![]() | 温泉ドラゴン王国 1 ~ユの国よいとこ、一度はおいで~ (オーバーラップ文庫) 山川 進 児玉 酉 オーバーラップ 2013-05-23 by G-Tools |
山ばかりの貧乏国家「ユ国」の王子アリマは国の財政難について悩んでいた。そんな彼の元にある日、隣国の研究員が訪れる。研究者である少女ハナは、ユ国唯一の特色である「温泉」には特殊な効能を発揮する性質があることを明らかにする。アリマは温泉旅館での財政再建を目指すが
平和を愛する温泉の魔法
温泉旅館を作って王国を救おうとする王子と少女とドラゴンのドタバタ&ほのぼの温泉ファンタジー。
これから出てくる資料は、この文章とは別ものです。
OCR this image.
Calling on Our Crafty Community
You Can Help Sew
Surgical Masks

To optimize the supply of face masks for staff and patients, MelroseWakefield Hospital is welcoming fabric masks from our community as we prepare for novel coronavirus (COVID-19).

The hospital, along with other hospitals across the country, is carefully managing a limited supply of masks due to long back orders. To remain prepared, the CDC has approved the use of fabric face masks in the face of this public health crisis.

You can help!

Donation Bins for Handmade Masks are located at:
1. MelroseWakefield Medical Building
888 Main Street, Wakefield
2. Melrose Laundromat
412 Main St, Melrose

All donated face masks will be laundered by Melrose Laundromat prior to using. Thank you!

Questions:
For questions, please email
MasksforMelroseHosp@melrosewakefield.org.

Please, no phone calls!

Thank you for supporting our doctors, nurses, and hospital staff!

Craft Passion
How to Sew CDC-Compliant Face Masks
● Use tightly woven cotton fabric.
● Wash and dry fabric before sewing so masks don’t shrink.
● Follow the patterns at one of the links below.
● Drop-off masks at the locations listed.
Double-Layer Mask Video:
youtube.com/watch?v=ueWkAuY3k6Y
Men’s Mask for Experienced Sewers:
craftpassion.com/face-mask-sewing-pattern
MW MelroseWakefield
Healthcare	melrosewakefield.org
風呂に入るシーンのたびに混浴するヒロインの数が増えていってるじゃねーか……。この温泉、入りたい。
財政破綻寸前の小国ユ国に湧き出る唯一の資源「温泉」で観光客を呼ぼうと王子である主人公・アリマと、温泉研究員のハナが伝説に伝わる「温泉旅館」の復活を目指して繰り広げるドタバタがほのぼのと和みました。
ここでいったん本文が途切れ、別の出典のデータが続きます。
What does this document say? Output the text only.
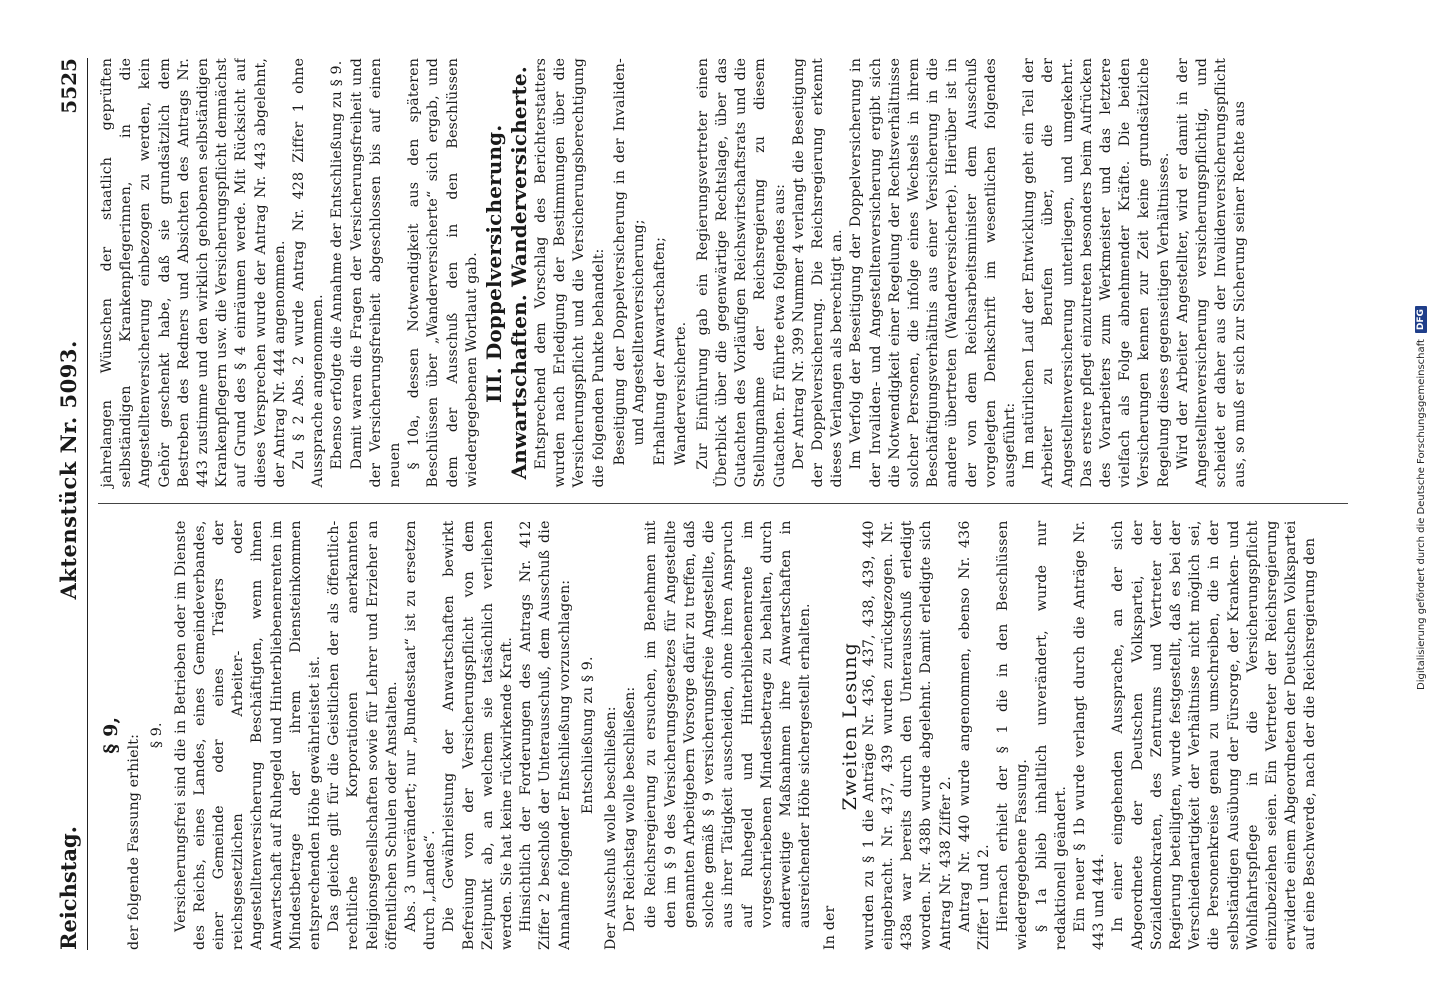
Reichstag.
Aktenstück Nr. 5093.
5525

§ 9, der folgende Fassung erhielt: § 9. Versicherungsfrei sind die in Betrieben oder im Dienste des Reichs, eines Landes, eines Gemeindeverbandes, einer Gemeinde oder eines Trägers der reichsgesetzlichen Arbeiter- oder Angestelltenversicherung Beschäftigten, wenn ihnen Anwartschaft auf Ruhegeld und Hinterbliebenenrenten im Mindestbetrage der ihrem Diensteinkommen entsprechenden Höhe gewährleistet ist. Das gleiche gilt für die Geistlichen der als öffentlich-rechtliche Korporationen anerkannten Religionsgesellschaften sowie für Lehrer und Erzieher an öffentlichen Schulen oder Anstalten. Abs. 3 unverändert; nur „Bundesstaat“ ist zu ersetzen durch „Landes“. Die Gewährleistung der Anwartschaften bewirkt Befreiung von der Versicherungspflicht von dem Zeitpunkt ab, an welchem sie tatsächlich verliehen werden. Sie hat keine rückwirkende Kraft. Hinsichtlich der Forderungen des Antrags Nr. 412 Ziffer 2 beschloß der Unterausschuß, dem Ausschuß die Annahme folgender Entschließung vorzuschlagen: Entschließung zu § 9. Der Ausschuß wolle beschließen: Der Reichstag wolle beschließen: die Reichsregierung zu ersuchen, im Benehmen mit den im § 9 des Versicherungsgesetzes für Angestellte genannten Arbeitgebern Vorsorge dafür zu treffen, daß solche gemäß § 9 versicherungsfreie Angestellte, die aus ihrer Tätigkeit ausscheiden, ohne ihren Anspruch auf Ruhegeld und Hinterbliebenenrente im vorgeschriebenen Mindestbetrage zu behalten, durch anderweitige Maßnahmen ihre Anwartschaften in ausreichender Höhe sichergestellt erhalten. In der

Zweiten Lesung wurden zu § 1 die Anträge Nr. 436, 437, 438, 439, 440 eingebracht. Nr. 437, 439 wurden zurückgezogen. Nr. 438a war bereits durch den Unterausschuß erledigt worden. Nr. 438b wurde abgelehnt. Damit erledigte sich Antrag Nr. 438 Ziffer 2. Antrag Nr. 440 wurde angenommen, ebenso Nr. 436 Ziffer 1 und 2. Hiernach erhielt der § 1 die in den Beschlüssen wiedergegebene Fassung. § 1a blieb inhaltlich unverändert, wurde nur redaktionell geändert. Ein neuer § 1b wurde verlangt durch die Anträge Nr. 443 und 444. In einer eingehenden Aussprache, an der sich Abgeordnete der Deutschen Volkspartei, der Sozialdemokraten, des Zentrums und Vertreter der Regierung beteiligten, wurde festgestellt, daß es bei der Verschiedenartigkeit der Verhältnisse nicht möglich sei, die Personenkreise genau zu umschreiben, die in der selbständigen Ausübung der Fürsorge, der Kranken- und Wohlfahrtspflege in die Versicherungspflicht einzubeziehen seien. Ein Vertreter der Reichsregierung erwiderte einem Abgeordneten der Deutschen Volkspartei auf eine Beschwerde, nach der die Reichsregierung den

jahrelangen Wünschen der staatlich geprüften selbständigen Krankenpflegerinnen, in die Angestelltenversicherung einbezogen zu werden, kein Gehör geschenkt habe, daß sie grundsätzlich dem Bestreben des Redners und Absichten des Antrags Nr. 443 zustimme und den wirklich gehobenen selbständigen Krankenpflegern usw. die Versicherungspflicht demnächst auf Grund des § 4 einräumen werde. Mit Rücksicht auf dieses Versprechen wurde der Antrag Nr. 443 abgelehnt, der Antrag Nr. 444 angenommen. Zu § 2 Abs. 2 wurde Antrag Nr. 428 Ziffer 1 ohne Aussprache angenommen. Ebenso erfolgte die Annahme der Entschließung zu § 9. Damit waren die Fragen der Versicherungsfreiheit und der Versicherungsfreiheit abgeschlossen bis auf einen neuen § 10a, dessen Notwendigkeit aus den späteren Beschlüssen über „Wanderversicherte“ sich ergab, und dem der Ausschuß den in den Beschlüssen wiedergegebenen Wortlaut gab. III. Doppelversicherung. Anwartschaften. Wanderversicherte. Entsprechend dem Vorschlag des Berichterstatters wurden nach Erledigung der Bestimmungen über die Versicherungspflicht und die Versicherungsberechtigung die folgenden Punkte behandelt: Beseitigung der Doppelversicherung in der Invaliden- und Angestelltenversicherung; Erhaltung der Anwartschaften; Wanderversicherte. Zur Einführung gab ein Regierungsvertreter einen Überblick über die gegenwärtige Rechtslage, über das Gutachten des Vorläufigen Reichswirtschaftsrats und die Stellungnahme der Reichsregierung zu diesem Gutachten. Er führte etwa folgendes aus: Der Antrag Nr. 399 Nummer 4 verlangt die Beseitigung der Doppelversicherung. Die Reichsregierung erkennt dieses Verlangen als berechtigt an. Im Verfolg der Beseitigung der Doppelversicherung in der Invaliden- und Angestelltenversicherung ergibt sich die Notwendigkeit einer Regelung der Rechtsverhältnisse solcher Personen, die infolge eines Wechsels in ihrem Beschäftigungsverhältnis aus einer Versicherung in die andere übertreten (Wanderversicherte). Hierüber ist in der von dem Reichsarbeitsminister dem Ausschuß vorgelegten Denkschrift im wesentlichen folgendes ausgeführt: Im natürlichen Lauf der Entwicklung geht ein Teil der Arbeiter zu Berufen über, die der Angestelltenversicherung unterliegen, und umgekehrt. Das erstere pflegt einzutreten besonders beim Aufrücken des Vorarbeiters zum Werkmeister und das letztere vielfach als Folge abnehmender Kräfte. Die beiden Versicherungen kennen zur Zeit keine grundsätzliche Regelung dieses gegenseitigen Verhältnisses. Wird der Arbeiter Angestellter, wird er damit in der Angestelltenversicherung versicherungspflichtig, und scheidet er daher aus der Invalidenversicherungspflicht aus, so muß er sich zur Sicherung seiner Rechte aus

Digitalisierung gefördert durch die Deutsche Forschungsgemeinschaft
DFG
温泉を目当てにやってくる珍客を相手に毎度騒動が巻き起こっていくやり取りも可笑しかったです。
貧しい祖国と国民と憂う生真面目な王子アリマと引っ込み思案だけれど温泉の研究には人一倍熱心なハナが出会って、お互いに想いを寄せていく姿が初々しくて、微笑ましかった。当たり前のようにあるものだから特別だとは思っていなかった「温泉」の価値に気づかせてくれたハナに感謝するアリマと、周囲にバカにされていた自分の研究を初めて認めてくれて信頼と居場所を与えてくれたアリマに尽くすハナの姿がいじらしかった。
古代人の建てた「温泉旅館」を蘇らせようとする二人の話を聞いて、温泉目当てにドラゴンやら、勇者やらがやってきて王国に騒動をもたらすのですが、散々、大騒ぎして最後にはオチがつく展開が笑いを誘います。
しかし、ユ国の温泉を狙って、帝国の軍隊までやってきてしまって、降参するのかそれとも戦うのか、王子として重要な判断を迫られるアリマの決断が、温泉への愛と平和への思いに満ちていて心が温かくなりました。
帝国軍を撃退する策は、あからさまの上に強引すぎる気もしましたが、まあライトファンタジーだし……。温泉の効能をなんでもアリにしちゃうと、それはそれでリアリティが崩れて読者を離れさせるんじゃないかと。
ユ国ののどかな国民性の登場人物たちやドラゴンに好感が持てました。キャラ名が全員温泉地の地名になってますが、ミササの元ネタの美笹の湯のマスコットキャラが「温泉に入った恐竜」だと思うとニヤリきます。